Friday, June 8, 2012

Patron saint of French Socialists

Next Sunday, as we wander out of our village churches after the Mass (while shaking hands with Monsieur le curé and expressing admiration for the excellence of his sermon) and stroll to the polling booths for the first round of the parliamentary elections, we Socialists must not fail to remember that our party now has a patron saint.


The feast day of Saint Nafissatou is the 14th May. A legendary tale reveals that, on that day in the year 2011, in a humble inn in the village of Manhattan, the Holy Ghost alighted upon our heroine in the bodily form of Dominique Strauss-Kahn, clad in less than the bare necessities. Were it not for all the shit that followed, we French Socialists would have pleaded with Dominique to be our leader.
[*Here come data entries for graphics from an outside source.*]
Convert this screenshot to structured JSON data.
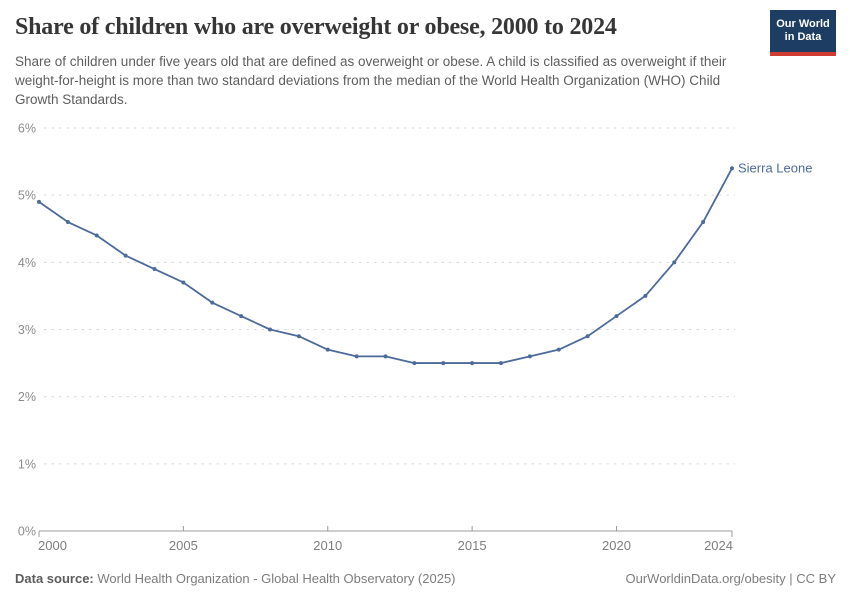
{
  "header": {
    "title": "Share of children who are overweight or obese, 2000 to 2024",
    "subtitle": "Share of children under five years old that are defined as overweight or obese. A child is classified as overweight if their weight-for-height is more than two standard deviations from the median of the World Health Organization (WHO) Child Growth Standards.",
    "logo": {
      "line1": "Our World",
      "line2": "in Data",
      "bg_color": "#1d3d63",
      "accent_color": "#d13c32"
    }
  },
  "chart_data": {
    "type": "line",
    "title": "Share of children who are overweight or obese, 2000 to 2024",
    "xlabel": "",
    "ylabel": "",
    "xlim": [
      2000,
      2024
    ],
    "ylim": [
      0,
      6
    ],
    "grid": "horizontal-dashed",
    "legend_position": "end-of-line-label",
    "xticks": [
      2000,
      2005,
      2010,
      2015,
      2020,
      2024
    ],
    "xtick_labels": [
      "2000",
      "2005",
      "2010",
      "2015",
      "2020",
      "2024"
    ],
    "yticks": [
      0,
      1,
      2,
      3,
      4,
      5,
      6
    ],
    "ytick_labels": [
      "0%",
      "1%",
      "2%",
      "3%",
      "4%",
      "5%",
      "6%"
    ],
    "x": [
      2000,
      2001,
      2002,
      2003,
      2004,
      2005,
      2006,
      2007,
      2008,
      2009,
      2010,
      2011,
      2012,
      2013,
      2014,
      2015,
      2016,
      2017,
      2018,
      2019,
      2020,
      2021,
      2022,
      2023,
      2024
    ],
    "series": [
      {
        "name": "Sierra Leone",
        "color": "#4c6a9c",
        "values": [
          4.9,
          4.6,
          4.4,
          4.1,
          3.9,
          3.7,
          3.4,
          3.2,
          3.0,
          2.9,
          2.7,
          2.6,
          2.6,
          2.5,
          2.5,
          2.5,
          2.5,
          2.6,
          2.7,
          2.9,
          3.2,
          3.5,
          4.0,
          4.6,
          5.4
        ]
      }
    ]
  },
  "footer": {
    "source_label": "Data source:",
    "source_text": " World Health Organization - Global Health Observatory (2025)",
    "credit": "OurWorldinData.org/obesity | CC BY"
  }
}
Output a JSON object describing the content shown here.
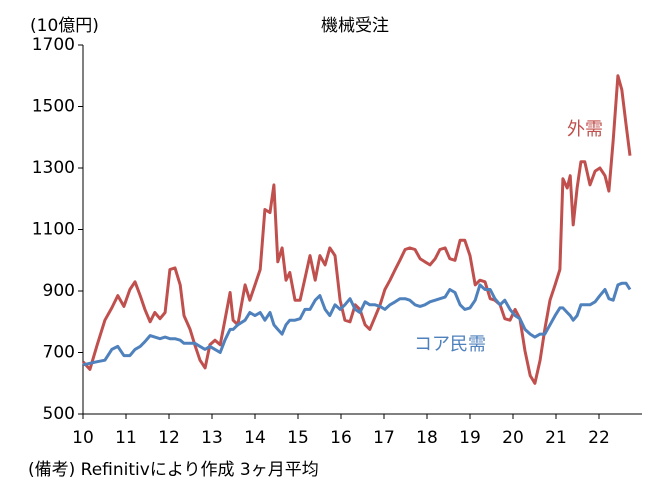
{
  "chart_data": {
    "type": "line",
    "title": "機械受注",
    "y_unit": "(10億円)",
    "footnote": "(備考) Refinitivにより作成 3ヶ月平均",
    "x": [
      2010,
      2010.16,
      2010.33,
      2010.51,
      2010.67,
      2010.81,
      2010.95,
      2011.09,
      2011.21,
      2011.33,
      2011.44,
      2011.56,
      2011.67,
      2011.79,
      2011.91,
      2012.02,
      2012.14,
      2012.26,
      2012.35,
      2012.49,
      2012.6,
      2012.72,
      2012.84,
      2012.95,
      2013.07,
      2013.19,
      2013.3,
      2013.42,
      2013.49,
      2013.6,
      2013.77,
      2013.88,
      2014,
      2014.12,
      2014.23,
      2014.35,
      2014.44,
      2014.53,
      2014.63,
      2014.72,
      2014.81,
      2014.93,
      2015.05,
      2015.16,
      2015.28,
      2015.4,
      2015.51,
      2015.63,
      2015.74,
      2015.86,
      2015.98,
      2016.09,
      2016.21,
      2016.33,
      2016.44,
      2016.56,
      2016.67,
      2016.79,
      2016.91,
      2017.02,
      2017.14,
      2017.26,
      2017.37,
      2017.49,
      2017.6,
      2017.72,
      2017.84,
      2017.95,
      2018.07,
      2018.19,
      2018.3,
      2018.42,
      2018.53,
      2018.65,
      2018.77,
      2018.88,
      2019,
      2019.12,
      2019.23,
      2019.35,
      2019.47,
      2019.58,
      2019.7,
      2019.81,
      2019.93,
      2020.05,
      2020.16,
      2020.28,
      2020.4,
      2020.51,
      2020.63,
      2020.74,
      2020.86,
      2020.98,
      2021.09,
      2021.16,
      2021.26,
      2021.33,
      2021.4,
      2021.49,
      2021.58,
      2021.67,
      2021.79,
      2021.91,
      2022.02,
      2022.14,
      2022.23,
      2022.33,
      2022.44,
      2022.53,
      2022.63,
      2022.72
    ],
    "series": [
      {
        "name": "外需",
        "color": "#c0504d",
        "values": [
          670,
          645,
          725,
          805,
          845,
          885,
          850,
          905,
          930,
          885,
          840,
          800,
          830,
          810,
          830,
          970,
          975,
          920,
          820,
          775,
          725,
          675,
          650,
          725,
          740,
          725,
          805,
          895,
          805,
          790,
          920,
          870,
          920,
          970,
          1165,
          1155,
          1245,
          995,
          1040,
          935,
          960,
          870,
          870,
          940,
          1015,
          935,
          1015,
          985,
          1040,
          1015,
          870,
          805,
          800,
          855,
          840,
          790,
          775,
          815,
          855,
          905,
          935,
          970,
          1000,
          1035,
          1040,
          1035,
          1005,
          995,
          985,
          1005,
          1035,
          1040,
          1005,
          1000,
          1065,
          1065,
          1015,
          920,
          935,
          930,
          875,
          870,
          855,
          810,
          805,
          840,
          810,
          705,
          625,
          600,
          675,
          775,
          870,
          920,
          970,
          1265,
          1235,
          1275,
          1115,
          1235,
          1320,
          1320,
          1245,
          1290,
          1300,
          1275,
          1225,
          1390,
          1600,
          1555,
          1440,
          1340
        ]
      },
      {
        "name": "コア民需",
        "color": "#4f81bd",
        "values": [
          660,
          665,
          670,
          675,
          710,
          720,
          690,
          690,
          710,
          720,
          735,
          755,
          750,
          745,
          750,
          745,
          745,
          740,
          730,
          730,
          730,
          720,
          710,
          720,
          710,
          700,
          740,
          775,
          775,
          790,
          805,
          830,
          820,
          830,
          805,
          830,
          790,
          775,
          760,
          790,
          805,
          805,
          810,
          840,
          840,
          870,
          885,
          840,
          820,
          855,
          840,
          855,
          875,
          840,
          830,
          865,
          855,
          855,
          850,
          840,
          855,
          865,
          875,
          875,
          870,
          855,
          850,
          855,
          865,
          870,
          875,
          880,
          905,
          895,
          855,
          840,
          845,
          870,
          920,
          905,
          905,
          875,
          855,
          870,
          840,
          820,
          810,
          775,
          760,
          750,
          760,
          760,
          790,
          820,
          845,
          845,
          830,
          820,
          805,
          820,
          855,
          855,
          855,
          865,
          885,
          905,
          875,
          870,
          920,
          925,
          925,
          905
        ]
      }
    ],
    "xlim": [
      2010,
      2023
    ],
    "xticks": [
      {
        "value": 2010,
        "label": "10"
      },
      {
        "value": 2011,
        "label": "11"
      },
      {
        "value": 2012,
        "label": "12"
      },
      {
        "value": 2013,
        "label": "13"
      },
      {
        "value": 2014,
        "label": "14"
      },
      {
        "value": 2015,
        "label": "15"
      },
      {
        "value": 2016,
        "label": "16"
      },
      {
        "value": 2017,
        "label": "17"
      },
      {
        "value": 2018,
        "label": "18"
      },
      {
        "value": 2019,
        "label": "19"
      },
      {
        "value": 2020,
        "label": "20"
      },
      {
        "value": 2021,
        "label": "21"
      },
      {
        "value": 2022,
        "label": "22"
      }
    ],
    "ylim": [
      500,
      1700
    ],
    "yticks": [
      500,
      700,
      900,
      1100,
      1300,
      1500,
      1700
    ],
    "grid": false
  }
}
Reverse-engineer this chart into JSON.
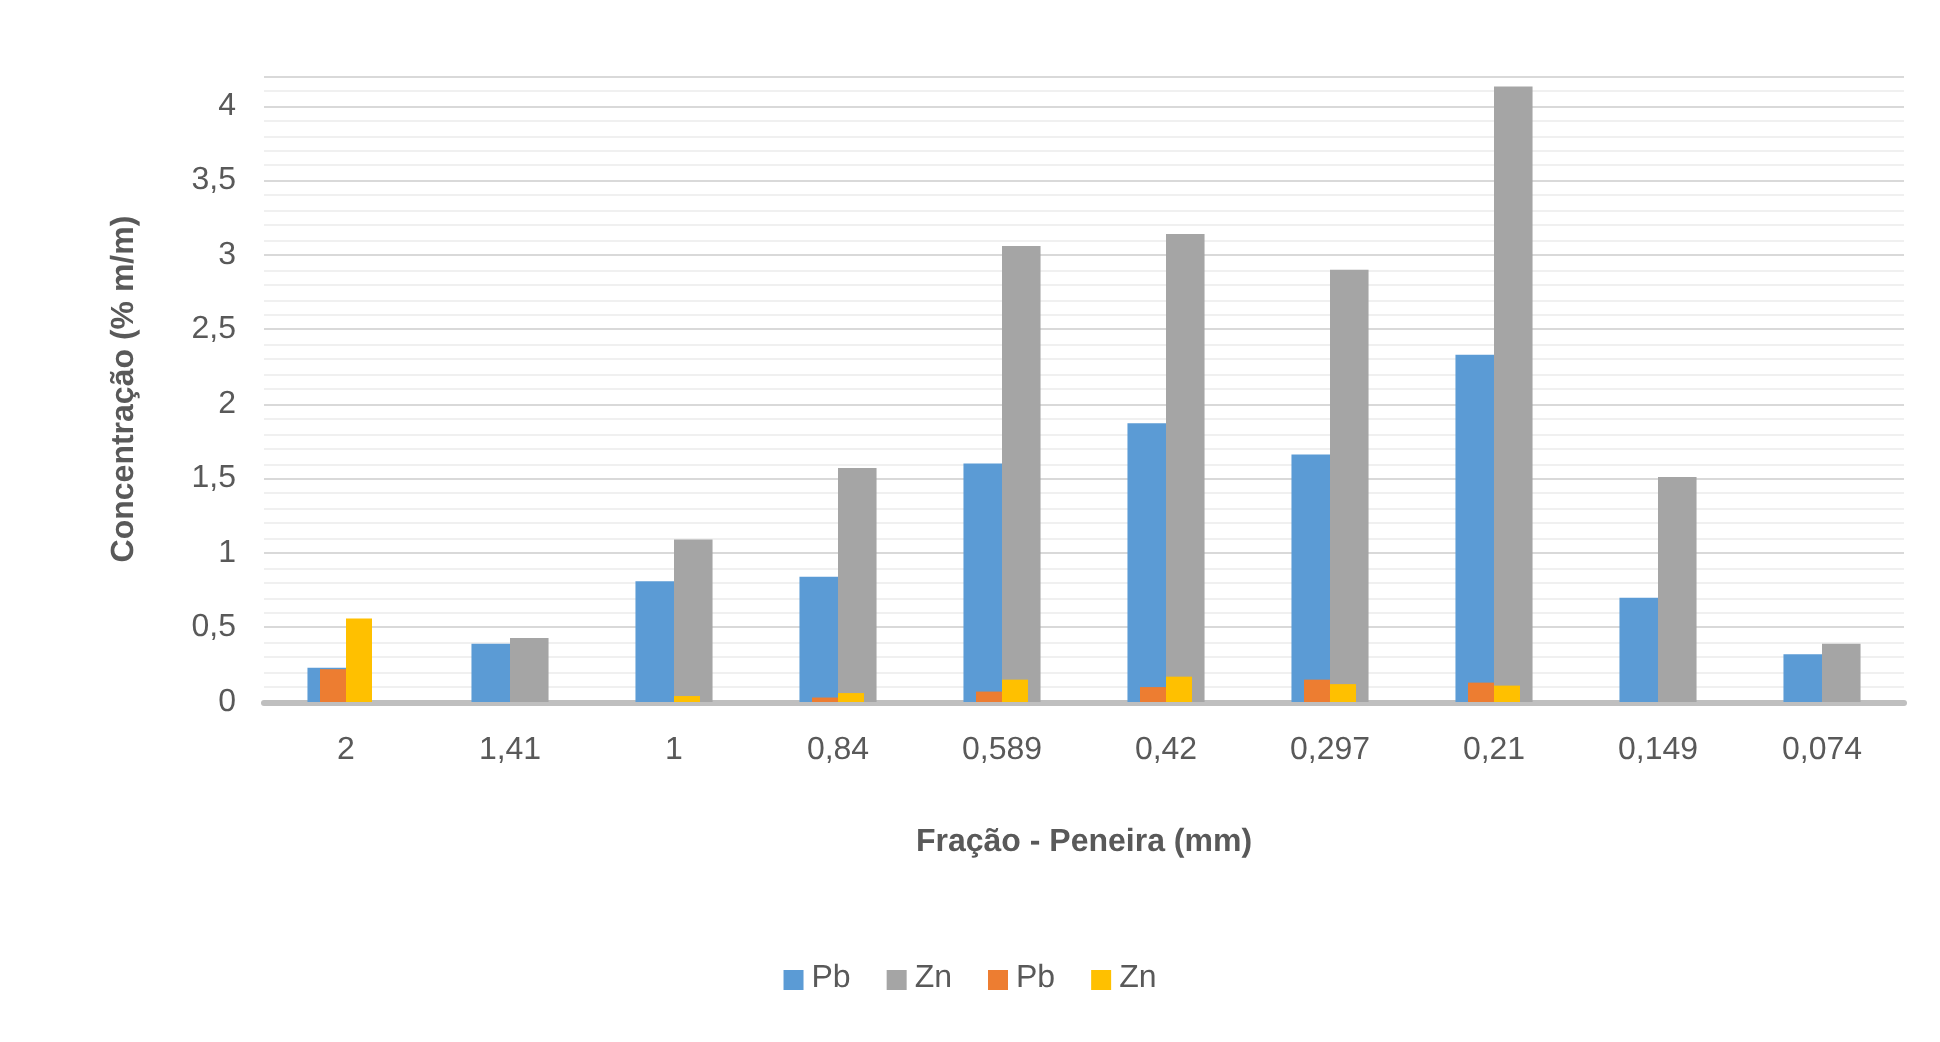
{
  "chart_data": {
    "type": "bar",
    "xlabel": "Fração - Peneira (mm)",
    "ylabel": "Concentração (% m/m)",
    "categories": [
      "2",
      "1,41",
      "1",
      "0,84",
      "0,589",
      "0,42",
      "0,297",
      "0,21",
      "0,149",
      "0,074"
    ],
    "series": [
      {
        "name": "Pb",
        "color": "#5b9bd5",
        "values": [
          0.23,
          0.39,
          0.81,
          0.84,
          1.6,
          1.87,
          1.66,
          2.33,
          0.7,
          0.32
        ]
      },
      {
        "name": "Zn",
        "color": "#a5a5a5",
        "values": [
          0,
          0.43,
          1.09,
          1.57,
          3.06,
          3.14,
          2.9,
          4.13,
          1.51,
          0.39
        ]
      },
      {
        "name": "Pb",
        "color": "#ed7d31",
        "values": [
          0.22,
          0,
          0,
          0.03,
          0.07,
          0.1,
          0.15,
          0.13,
          0,
          0
        ]
      },
      {
        "name": "Zn",
        "color": "#ffc000",
        "values": [
          0.56,
          0,
          0.04,
          0.06,
          0.15,
          0.17,
          0.12,
          0.11,
          0,
          0
        ]
      }
    ],
    "ylim": [
      0,
      4.2
    ],
    "yticks": [
      0,
      {
        "value": 0.5,
        "label": "0,5"
      },
      1,
      {
        "value": 1.5,
        "label": "1,5"
      },
      2,
      {
        "value": 2.5,
        "label": "2,5"
      },
      3,
      {
        "value": 3.5,
        "label": "3,5"
      },
      4
    ],
    "grid": true,
    "legend": "bottom"
  }
}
History will surely confirm that Strauss-Kahn would have accepted our pleas of allegiance. We would have gone into presidential battle behind Dominique's banner. And it's not unlikely that Christians among us would have evoked the celebrated words of the Singing Nun, the tragic Belgian Jeanine Deckers [1933-1985 suicide with her female lover]... without worrying too much about the fact that the French verb niquer means "to screw" (in the sense that an internationally-renowned master of economics might like to screw prostitutes).


Were it not for Saint Nafi (her familiar name among friends), we would have gone into the recent presidential elections as innocent lambs, not knowing that the malefic forces of Sarko had more than enough data on hand to screw our hero and ourselves. And the whole nasty affair would have blown up in the middle of the electoral activities.